La sentencia del Tribunal Constitucional del pasado mes de abril ha causado poco revuelo en unos momentos tan convulsos de la actualidad española y, sin embargo, es un revés a la lucha por la igualdad. La prueba está en la propia ley educativa, la LOMCE, impulsada por el entonces ministro José Ignacio Wert, que para sortear justamente la gran contradicción introdujo la obligación solo a los centros segregados de adoptar medidas para favorecer la igualdad. En definitiva, la impone casi como una asignatura más —dicho en términos coloquiales—.
¿Cuál es la razón de que casi 200 centros en España elijan este tipo de educación? Alegan ventajas pedagógicas, lo que es difícilmente demostrable. ¿Acaso evalúan a individuos similares en una escuela mixta y otra segregada para poder establecer las diferencias? ¿Lo hacen con colectivos enteros? ¿Necesitan los niños asignaturas diferentes a las de las niñas? ¿Aprenden estas más rápido y requieren, por tanto, ritmos diferentes? ¿Y, en ese caso, por qué no mezclar para que unos aprendan de otros? ¿Por qué nos resultaría intolerable seleccionar solo a los de alto nivel social y cultural —que suelen obtener mejores notas— y vemos con tanta naturalidad la segregación por sexo? Parece evidente que la inercia de un pasado desigual se impone en contra de criterios esenciales y constitucionales.
El voto particular del magistrado Fernando Valdés Dal-Ré, al que se ha adherido el ex fiscal general Cándido Conde-Pumpido, es un ejercicio de lógica aplastante en defensa de la escuela pública. “La educación diferenciada por razón de sexo niega el papel de la escuela como espacio por excelencia de socialización y convivencia en igualdad”, dice, “y contribuye a perpetuar estereotipos sexistas”. Dal-Ré, además, ve en la defensa de los centros segregados un paralelismo de la noción de educación con el principio de “separados pero iguales” que en 1896 justificó la segregación racial en Estados Unidos.

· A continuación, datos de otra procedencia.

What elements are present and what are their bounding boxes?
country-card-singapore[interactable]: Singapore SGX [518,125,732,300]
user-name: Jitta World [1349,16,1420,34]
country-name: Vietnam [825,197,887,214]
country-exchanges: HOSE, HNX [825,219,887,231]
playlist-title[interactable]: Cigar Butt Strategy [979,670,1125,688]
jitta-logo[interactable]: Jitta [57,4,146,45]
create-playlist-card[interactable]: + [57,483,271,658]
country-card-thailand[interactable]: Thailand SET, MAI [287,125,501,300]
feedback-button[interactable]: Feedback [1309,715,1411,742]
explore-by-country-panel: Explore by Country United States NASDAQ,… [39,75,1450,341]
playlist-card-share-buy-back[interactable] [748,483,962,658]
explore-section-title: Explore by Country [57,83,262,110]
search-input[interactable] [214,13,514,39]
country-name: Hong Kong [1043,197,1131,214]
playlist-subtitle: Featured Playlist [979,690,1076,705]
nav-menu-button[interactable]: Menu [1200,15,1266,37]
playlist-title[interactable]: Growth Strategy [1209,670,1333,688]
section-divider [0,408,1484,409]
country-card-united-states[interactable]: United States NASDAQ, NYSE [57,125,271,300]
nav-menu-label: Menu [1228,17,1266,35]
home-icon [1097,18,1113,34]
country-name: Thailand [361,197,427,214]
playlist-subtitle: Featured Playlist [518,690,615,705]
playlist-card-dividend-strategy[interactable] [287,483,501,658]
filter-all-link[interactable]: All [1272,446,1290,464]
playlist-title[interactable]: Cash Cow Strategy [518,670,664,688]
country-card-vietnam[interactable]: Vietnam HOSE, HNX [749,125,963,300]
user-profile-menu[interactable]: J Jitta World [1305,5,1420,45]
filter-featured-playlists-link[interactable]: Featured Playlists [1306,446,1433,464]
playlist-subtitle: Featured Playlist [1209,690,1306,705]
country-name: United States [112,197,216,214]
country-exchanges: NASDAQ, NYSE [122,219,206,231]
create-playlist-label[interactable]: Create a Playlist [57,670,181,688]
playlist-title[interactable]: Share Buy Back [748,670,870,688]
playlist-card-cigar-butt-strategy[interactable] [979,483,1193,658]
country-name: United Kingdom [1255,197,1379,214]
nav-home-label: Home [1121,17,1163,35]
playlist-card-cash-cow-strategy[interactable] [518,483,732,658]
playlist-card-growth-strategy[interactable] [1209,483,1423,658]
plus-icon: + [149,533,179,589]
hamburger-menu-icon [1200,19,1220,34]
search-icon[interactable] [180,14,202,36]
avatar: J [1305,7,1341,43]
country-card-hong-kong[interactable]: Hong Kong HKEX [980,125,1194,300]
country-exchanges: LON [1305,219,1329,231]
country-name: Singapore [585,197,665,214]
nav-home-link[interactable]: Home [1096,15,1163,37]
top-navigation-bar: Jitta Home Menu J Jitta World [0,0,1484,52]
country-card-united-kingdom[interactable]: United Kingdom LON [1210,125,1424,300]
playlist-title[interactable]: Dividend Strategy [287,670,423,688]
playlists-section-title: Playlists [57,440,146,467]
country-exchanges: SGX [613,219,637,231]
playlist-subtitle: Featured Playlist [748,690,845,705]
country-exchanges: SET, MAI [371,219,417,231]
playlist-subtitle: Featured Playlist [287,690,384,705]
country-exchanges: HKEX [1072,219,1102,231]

Con la LOMCE se perdió la oportunidad de liberar a la educación de viejos prejuicios. La falta de consenso entre los partidos para suscribir un pacto educativo promete mantener el statu quo. Esa ley de Wert introdujo alguna mejora educativa, pero blindó la clase de religión y legisló precisamente para poder seguir subvencionando a los centros segregados. Esa liberación parece una batalla imposible; al menos mientras la religión, algo que debería quedar en el ámbito privado, siga tan presente en las aulas españolas.